Following along this line of research, a team of scientists at the TU Delft’s Kavli Institute of Nanoscience in the Netherlands has demonstrated that using this drumhead principal for graphene could lead to new types of sensors for mobile phones, or even quantum memory used in quantum computing.

In research published in the journal Nature Nanotechnology, the Dutch research used the graphene as a mirror in optomechanical cavity and shot microwave-frequency light at it to essentially bang the graphene drumhead.

“In optomechanics you use the interference pattern of light to detect tiny changes in the position of an object, explains Dr. Vibhor Singh, one of the researchers, in a news release. “In this experiment, we shot microwave photons at a tiny graphene drum. The drum acts as a mirror: by looking at the interference of the microwave photons bouncing off the drum, we are able to sense minute changes in the position of the graphene sheet of only 17 femtometers, nearly 1/10000th of the diameter of an atom.”
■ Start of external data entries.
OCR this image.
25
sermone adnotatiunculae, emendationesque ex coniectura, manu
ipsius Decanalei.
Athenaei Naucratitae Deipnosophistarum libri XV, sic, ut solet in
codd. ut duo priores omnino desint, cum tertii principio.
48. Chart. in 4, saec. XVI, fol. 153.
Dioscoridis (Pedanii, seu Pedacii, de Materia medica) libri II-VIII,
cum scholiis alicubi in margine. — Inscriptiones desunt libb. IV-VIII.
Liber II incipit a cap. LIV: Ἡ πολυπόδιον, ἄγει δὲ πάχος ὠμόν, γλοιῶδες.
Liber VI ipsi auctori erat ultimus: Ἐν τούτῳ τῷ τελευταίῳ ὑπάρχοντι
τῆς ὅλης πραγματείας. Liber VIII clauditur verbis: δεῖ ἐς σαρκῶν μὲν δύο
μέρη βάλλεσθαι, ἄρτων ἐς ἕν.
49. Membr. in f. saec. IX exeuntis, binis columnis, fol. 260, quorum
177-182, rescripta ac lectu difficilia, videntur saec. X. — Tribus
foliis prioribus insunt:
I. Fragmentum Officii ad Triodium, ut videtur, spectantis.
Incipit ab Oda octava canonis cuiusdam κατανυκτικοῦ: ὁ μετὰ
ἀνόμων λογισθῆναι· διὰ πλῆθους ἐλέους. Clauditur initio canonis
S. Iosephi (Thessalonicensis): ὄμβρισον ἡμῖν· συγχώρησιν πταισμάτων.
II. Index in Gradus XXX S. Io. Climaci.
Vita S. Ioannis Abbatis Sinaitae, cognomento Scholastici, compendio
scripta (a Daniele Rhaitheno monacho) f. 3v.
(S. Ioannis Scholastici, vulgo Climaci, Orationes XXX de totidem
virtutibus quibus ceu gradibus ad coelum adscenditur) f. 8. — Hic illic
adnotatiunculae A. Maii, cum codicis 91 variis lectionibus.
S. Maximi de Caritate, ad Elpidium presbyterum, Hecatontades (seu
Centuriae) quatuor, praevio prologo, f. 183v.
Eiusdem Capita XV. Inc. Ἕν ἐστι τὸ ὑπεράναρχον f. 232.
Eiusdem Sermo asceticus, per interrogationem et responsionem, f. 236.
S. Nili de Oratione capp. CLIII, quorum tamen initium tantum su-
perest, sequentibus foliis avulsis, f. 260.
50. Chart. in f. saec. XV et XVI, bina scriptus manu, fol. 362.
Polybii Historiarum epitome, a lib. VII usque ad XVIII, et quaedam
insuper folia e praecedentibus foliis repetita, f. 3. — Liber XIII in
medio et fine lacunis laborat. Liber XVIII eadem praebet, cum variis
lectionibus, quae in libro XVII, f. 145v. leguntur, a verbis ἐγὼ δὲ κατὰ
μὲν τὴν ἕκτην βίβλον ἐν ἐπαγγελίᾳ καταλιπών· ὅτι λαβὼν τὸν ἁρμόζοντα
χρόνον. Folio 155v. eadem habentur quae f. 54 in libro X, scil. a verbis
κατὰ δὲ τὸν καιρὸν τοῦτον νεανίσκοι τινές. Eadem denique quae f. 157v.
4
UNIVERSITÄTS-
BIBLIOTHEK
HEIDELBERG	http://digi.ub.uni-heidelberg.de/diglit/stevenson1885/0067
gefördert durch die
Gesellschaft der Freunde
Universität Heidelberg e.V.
The researchers used the radiation pressure from the photons on the graphene drumhead to create an amplifier in which microwave signals such as those used in mobile phones are amplified by the mechanical motion of the drum.

In the short video below, you can see how the mechanism works. The light comes in and moves the graphene drumhead creating a resonator that produces a signal.

The researchers also think that this technology could be used as memory for future quantum computers

“One of the long-term goals of the project is explore 2D crystal drums to study quantum motion,” said research group leader Dr. Gary Steele in the release. “If you hit a classical drum with a stick, the drumhead will start oscillating, shaking up and down. With a quantum drum, however, you cannot only make the drumhead move up and then down, but also make it into a ‘quantum superposition’, in which the drum head is both moving up and moving down at the same time.” Steele added: “This ‘strange’ quantum motion is not only of scientific relevance, but also could have very practical applications in a quantum computer as a quantum ‘memory chip’.”